Reputation: 309
I'm trying to write a program that computes the scalar product of two vectors in parallel. For this, I'm using a binary tree structure of threads: initially, each thread computes the scalar product of a specific range in the two vectors, then each thread waits for its two children to finish before terminating itself (for thread with id n
, the two children are threads with id 2 * n + 1
and 2 * n + 2
). In the end, I'll just wait for thread with id 0
(the root of the binary tree) to terminate and I should have the final result.
However, this approach fails to work as I'm getting a strange terminate called without an active exception
error right after the creation of the first thread (thread with id numThreads - 1
).
I've read that this happens whenever a thread goes out of scope and it was not joined.
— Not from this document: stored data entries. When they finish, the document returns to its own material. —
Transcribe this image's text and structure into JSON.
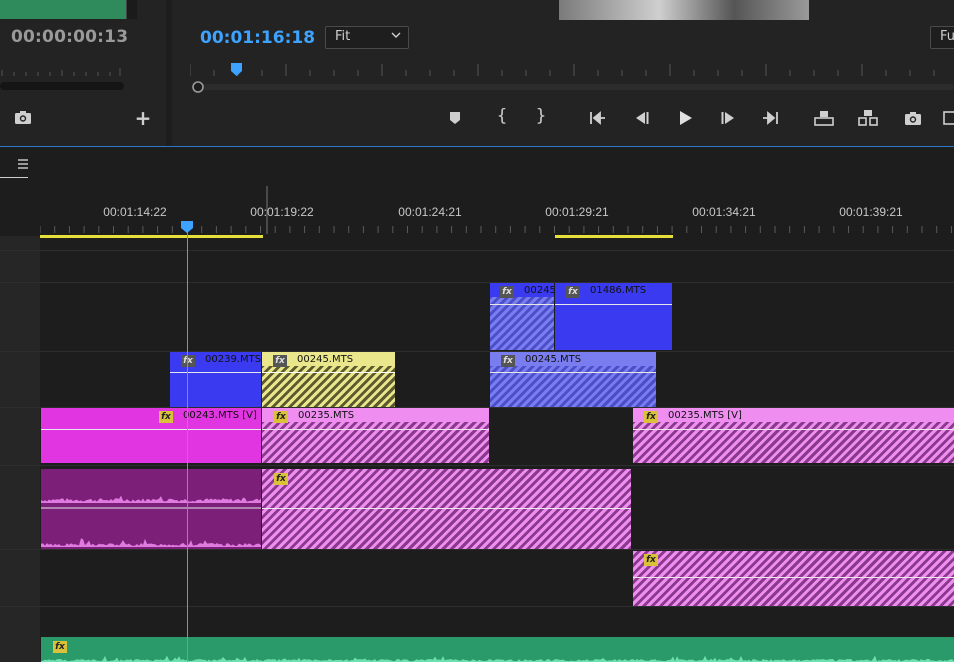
{
  "source_monitor": {
    "timecode": "00:00:00:13",
    "camera_icon": "camera-icon",
    "add_icon": "plus-icon"
  },
  "program_monitor": {
    "timecode": "00:01:16:18",
    "fit_select": {
      "value": "Fit",
      "icon": "chevron-down-icon"
    },
    "full_select": {
      "value": "Fu"
    },
    "transport": [
      {
        "name": "add-marker-button",
        "icon": "marker-icon"
      },
      {
        "name": "mark-in-button",
        "icon": "mark-in-icon",
        "glyph": "{"
      },
      {
        "name": "mark-out-button",
        "icon": "mark-out-icon",
        "glyph": "}"
      },
      {
        "name": "go-to-in-button",
        "icon": "go-to-in-icon"
      },
      {
        "name": "step-back-button",
        "icon": "step-back-icon"
      },
      {
        "name": "play-button",
        "icon": "play-icon"
      },
      {
        "name": "step-forward-button",
        "icon": "step-forward-icon"
      },
      {
        "name": "go-to-out-button",
        "icon": "go-to-out-icon"
      },
      {
        "name": "lift-button",
        "icon": "lift-icon"
      },
      {
        "name": "extract-button",
        "icon": "extract-icon"
      },
      {
        "name": "export-frame-button",
        "icon": "camera-icon"
      }
    ]
  },
  "timeline": {
    "ruler_labels": [
      "00:01:14:22",
      "00:01:19:22",
      "00:01:24:21",
      "00:01:29:21",
      "00:01:34:21",
      "00:01:39:21"
    ],
    "clips": {
      "v3_a": "00245",
      "v3_b": "01486.MTS",
      "v2_a": "00239.MTS",
      "v2_b": "00245.MTS",
      "v2_c": "00245.MTS",
      "v1_a": "00243.MTS [V]",
      "v1_b": "00235.MTS",
      "v1_c": "00235.MTS [V]"
    },
    "fx_label": "fx"
  },
  "colors": {
    "accent": "#3ea3ff",
    "clip_blue": "#3a3af0",
    "clip_magenta": "#e035e0",
    "clip_yellow": "#e9e68c",
    "audio_green": "#2a9a6a",
    "work_area": "#e8e03a"
  }
}
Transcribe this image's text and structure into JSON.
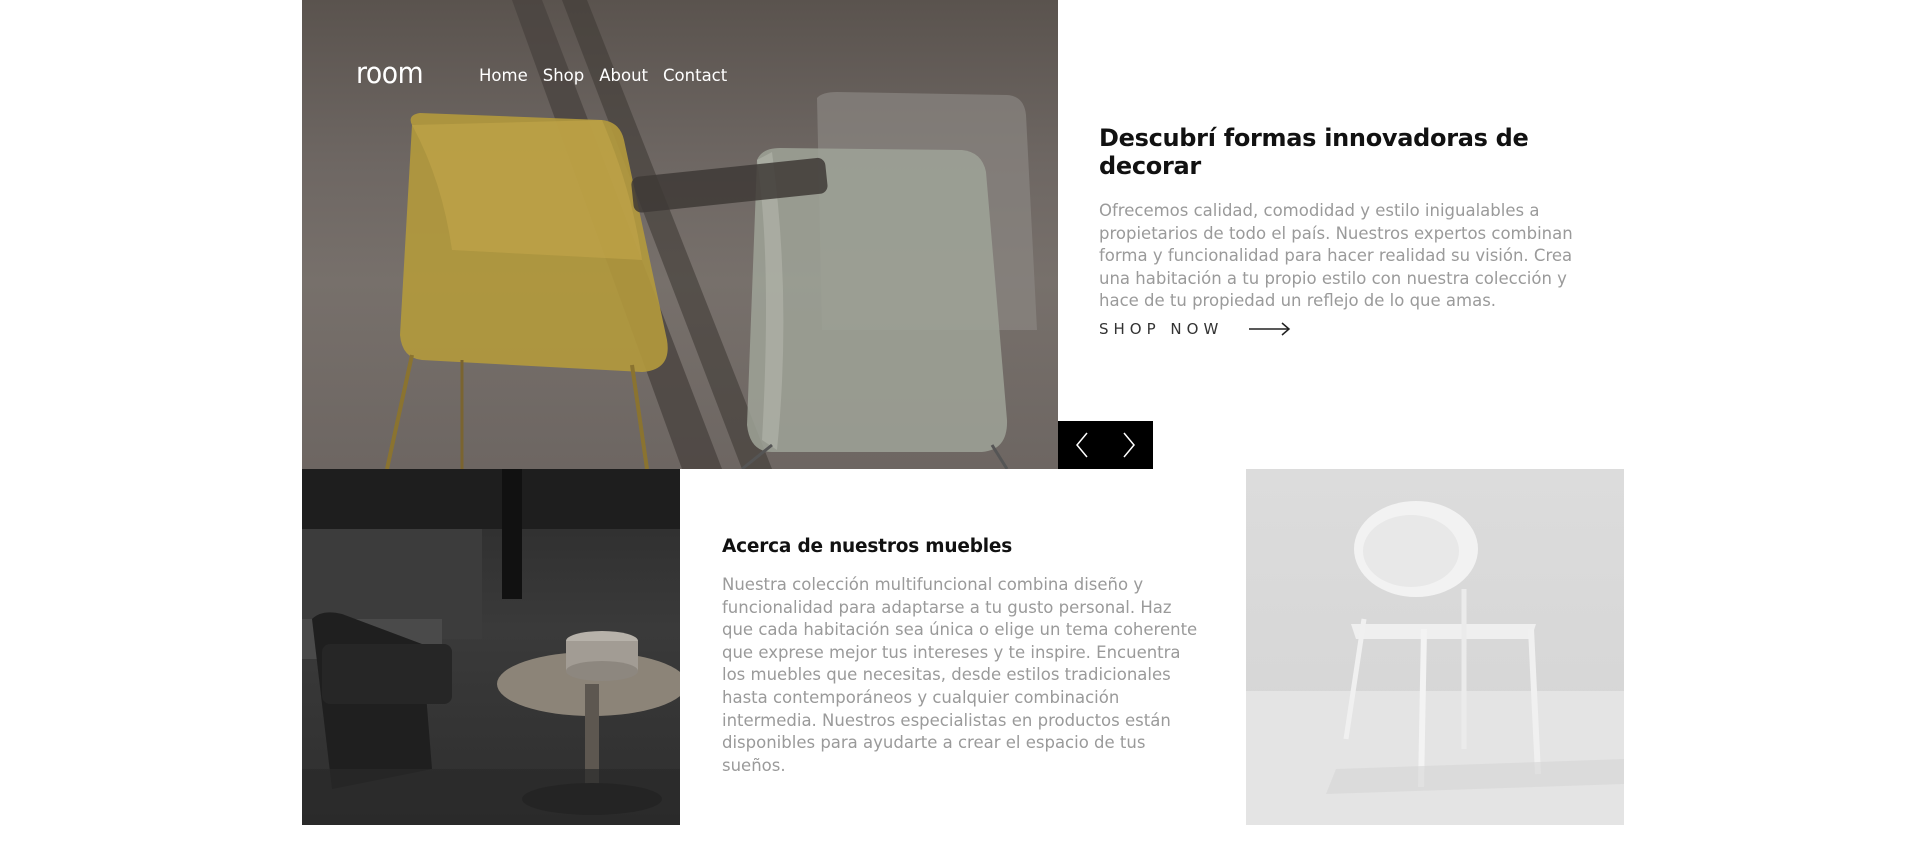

I consider that this is not the case here, no thread goes out of scope and, in the end, I'm waiting for thread 0
which, indirectly, joins all the other existing threads.
Here is the full source code:
#include <iostream>
#include <utility>
#include <vector>
#include <thread>
int leftNode(int index) { return 2 * index + 1; }
int rightNode(int index) { return 2 * index + 2; }
bool hasLeftNode(int numThreads, int index) {
int node = leftNode(index);
return node >= 0 && node < numThreads;
}
bool hasRightNode(int numThreads, int index) {
int node = rightNode(index);
return node >= 0 && node < numThreads;
}
std::vector<std::pair<int, int>> splitWorkload(int n, int numThreads) {
std::vector<std::pair<int, int>> intervals;
int index = 0;
int step = n / numThreads;
int mod = n % numThreads;
while (index < n) {
intervals.push_back(std::pair<int, int>(index, index + step + (mod > 0)));
index += step + (mod > 0);
mod--;
}
return intervals;
}
int scalarProduct(std::vector<int> &a, std::vector<int> &b, int n, int numThreads) {
std::vector<int> sums(n, 0);
std::vector<std::thread> threads;
threads.reserve(numThreads);
std::vector<std::pair<int, int>> intervals = splitWorkload(n, numThreads);
for (int i = numThreads - 1; i >= 0; i--) {
threads[i] = std::thread([&, i]() {
for (int k = intervals[i].first; k < intervals[i].second; k++) {
sums[i] += a[k] * b[k];
}
if (hasLeftNode(numThreads, i)) {
threads[leftNode(i)].join();
sums[i] += sums[leftNode(i)];
}
if (hasRightNode(numThreads, i)) {
threads[rightNode(i)].join();
sums[i] += sums[rightNode(i)];
}
});
}
threads[0].join();
return sums[0];
}
int main() {
int n = 10000;
std::vector<int> a;
for (int i = 0; i < n; i++) {
a.push_back(i);
}
std::vector<int> b;
for (int i = 0; i < n; i++) {
b.push_back(i + 1);
}
int numThreads = 4;
std::cout << scalarProduct(a, b, n, numThreads) << "\n";
return 0;
}
Upvotes: 0
Views: 88
Reputation: 8437
In addition to the point that has mentioned correctly by @vll, for large values of n
, the sum will be really big and cannot be kept inside an int
variable. So, it is better to store them inside a long long
variable:
long long scalarProduct(std::vector<int> &a, std::vector<int> &b, int n, int numThreads)
{
std::vector<long long> sums(n, 0);
// rest of the code
Upvotes: 1